One of my jobs at the University was working with the graduate assistants who taught freshman composition. One of them at one time was a girl named Arleen Dowd. As was normal, I sat in on some of her classes to monitor her work. I also had the pleasure of having her in some classes I taught. Well do I recall her costume at the medieval banquet my Chaucer class put on.

Years later we found ourselves in a different relationship. She was teaching junior high English, and I was on the school board. During those years I visited many classes at the invitation of the teachers. In Arleen’s case, I not only enjoyed the classes and watched student presentations, but I seem to recall even making a presentation at one of them. Only a blind man could not see the rapport she had with those kids and their affection for her.

Ah, but the ivy catches on. Last summer one of her faculty friends contacted me about some difficulties concerning Arleen. An administrator convinced the school board that a teacher with three decades of experience in teaching one subject should be removed from that role and required to teach a subject she had never taught.

I can only surmise that the expectation was that she would likely resign at the move. But she didn’t. She no doubt did as fine a job in Social Studies as she had done in English.

As the scrutiny of her situation progressed, she was not given the details of what the administrator had told the board. Nor was she even allowed in the room when she was being discussed.

In many emails and phone calls with folks in that school, I became convinced that all of this was the result of that administrator’s resentment of the time away from school when she had military duty. Several people convinced me that they had heard him voice that viewpoint.

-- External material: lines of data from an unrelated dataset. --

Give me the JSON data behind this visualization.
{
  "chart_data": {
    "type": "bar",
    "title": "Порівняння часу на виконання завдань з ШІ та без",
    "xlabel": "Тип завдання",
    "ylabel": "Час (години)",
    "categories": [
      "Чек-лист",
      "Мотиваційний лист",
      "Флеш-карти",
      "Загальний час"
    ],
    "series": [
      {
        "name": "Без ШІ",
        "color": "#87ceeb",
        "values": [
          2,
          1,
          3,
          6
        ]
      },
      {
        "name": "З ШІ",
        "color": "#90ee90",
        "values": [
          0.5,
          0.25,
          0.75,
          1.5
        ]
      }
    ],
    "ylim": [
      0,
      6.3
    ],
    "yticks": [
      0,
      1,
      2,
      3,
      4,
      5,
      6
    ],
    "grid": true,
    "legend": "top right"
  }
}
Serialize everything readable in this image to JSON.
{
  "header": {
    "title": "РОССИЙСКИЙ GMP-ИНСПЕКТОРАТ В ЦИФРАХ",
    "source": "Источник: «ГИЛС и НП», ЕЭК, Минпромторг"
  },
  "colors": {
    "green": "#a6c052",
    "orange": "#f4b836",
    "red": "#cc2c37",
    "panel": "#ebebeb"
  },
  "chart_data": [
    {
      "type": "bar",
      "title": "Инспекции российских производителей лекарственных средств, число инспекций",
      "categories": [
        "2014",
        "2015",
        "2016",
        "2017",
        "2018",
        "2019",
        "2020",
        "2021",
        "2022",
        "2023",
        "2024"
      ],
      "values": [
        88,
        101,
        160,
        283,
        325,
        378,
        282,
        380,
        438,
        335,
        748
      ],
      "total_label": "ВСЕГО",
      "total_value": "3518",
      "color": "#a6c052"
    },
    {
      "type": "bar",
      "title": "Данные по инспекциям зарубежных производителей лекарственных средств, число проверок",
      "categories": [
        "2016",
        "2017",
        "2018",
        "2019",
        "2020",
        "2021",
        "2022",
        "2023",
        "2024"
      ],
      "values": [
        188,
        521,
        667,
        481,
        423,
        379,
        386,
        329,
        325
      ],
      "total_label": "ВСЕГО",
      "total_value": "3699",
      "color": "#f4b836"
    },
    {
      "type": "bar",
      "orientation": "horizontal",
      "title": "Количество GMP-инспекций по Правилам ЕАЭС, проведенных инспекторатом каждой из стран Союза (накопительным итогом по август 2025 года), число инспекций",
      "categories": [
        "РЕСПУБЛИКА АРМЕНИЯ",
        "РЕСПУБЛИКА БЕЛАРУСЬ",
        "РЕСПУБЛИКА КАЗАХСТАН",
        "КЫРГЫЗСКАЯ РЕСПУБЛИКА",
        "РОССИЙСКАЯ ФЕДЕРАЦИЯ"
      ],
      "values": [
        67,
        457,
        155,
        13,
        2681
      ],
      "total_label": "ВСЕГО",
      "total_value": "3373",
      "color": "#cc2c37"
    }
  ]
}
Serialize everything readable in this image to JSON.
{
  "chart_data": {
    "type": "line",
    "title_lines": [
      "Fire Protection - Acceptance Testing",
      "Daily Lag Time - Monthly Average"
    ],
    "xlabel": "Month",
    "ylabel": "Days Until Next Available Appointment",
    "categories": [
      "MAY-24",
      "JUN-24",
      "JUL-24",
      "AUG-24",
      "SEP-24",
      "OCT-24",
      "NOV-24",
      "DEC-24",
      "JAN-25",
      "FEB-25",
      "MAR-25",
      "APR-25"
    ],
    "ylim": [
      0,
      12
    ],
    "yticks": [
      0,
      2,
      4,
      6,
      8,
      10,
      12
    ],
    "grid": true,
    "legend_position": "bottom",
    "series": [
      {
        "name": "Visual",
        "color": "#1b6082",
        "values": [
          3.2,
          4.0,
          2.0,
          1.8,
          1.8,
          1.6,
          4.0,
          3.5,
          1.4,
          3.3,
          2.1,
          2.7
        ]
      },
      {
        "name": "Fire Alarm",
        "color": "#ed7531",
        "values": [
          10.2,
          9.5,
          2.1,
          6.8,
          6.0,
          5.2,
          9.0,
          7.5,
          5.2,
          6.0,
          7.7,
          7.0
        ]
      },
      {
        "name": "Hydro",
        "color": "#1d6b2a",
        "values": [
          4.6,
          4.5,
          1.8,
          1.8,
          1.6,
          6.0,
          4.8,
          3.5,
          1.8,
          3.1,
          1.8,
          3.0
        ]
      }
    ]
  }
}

Now it is true that active duty assignments did take her out of the classroom to go and do instruction on military posts, but federal law protects — or is supposed to protect — civilian/soldiers in such a situation. Of course with no record of what she was charged with, there really was no way to make a federal case of it.

Recently Arleen wrote me to say she is retiring from the school system. For the next two years gifted middle school students in Europe will have the benefit of her superb instruction. Back here at home a fairly new young person will teach the English classes Dowd should be teaching.

Also back here, the school board and school administrators will go their merry way, having failed miserably to treat an excellent and dedicated teacher with the respect she deserved.

During all the talk about the reassignment last summer, my letters on her behalf yielded blah responses. I’ll not bore you with reading them as they bored me. But to Arleen may I say su andan itibaren Adil yelken ve pürüzsüz suları (Fair sailing and smooth waters from now on.)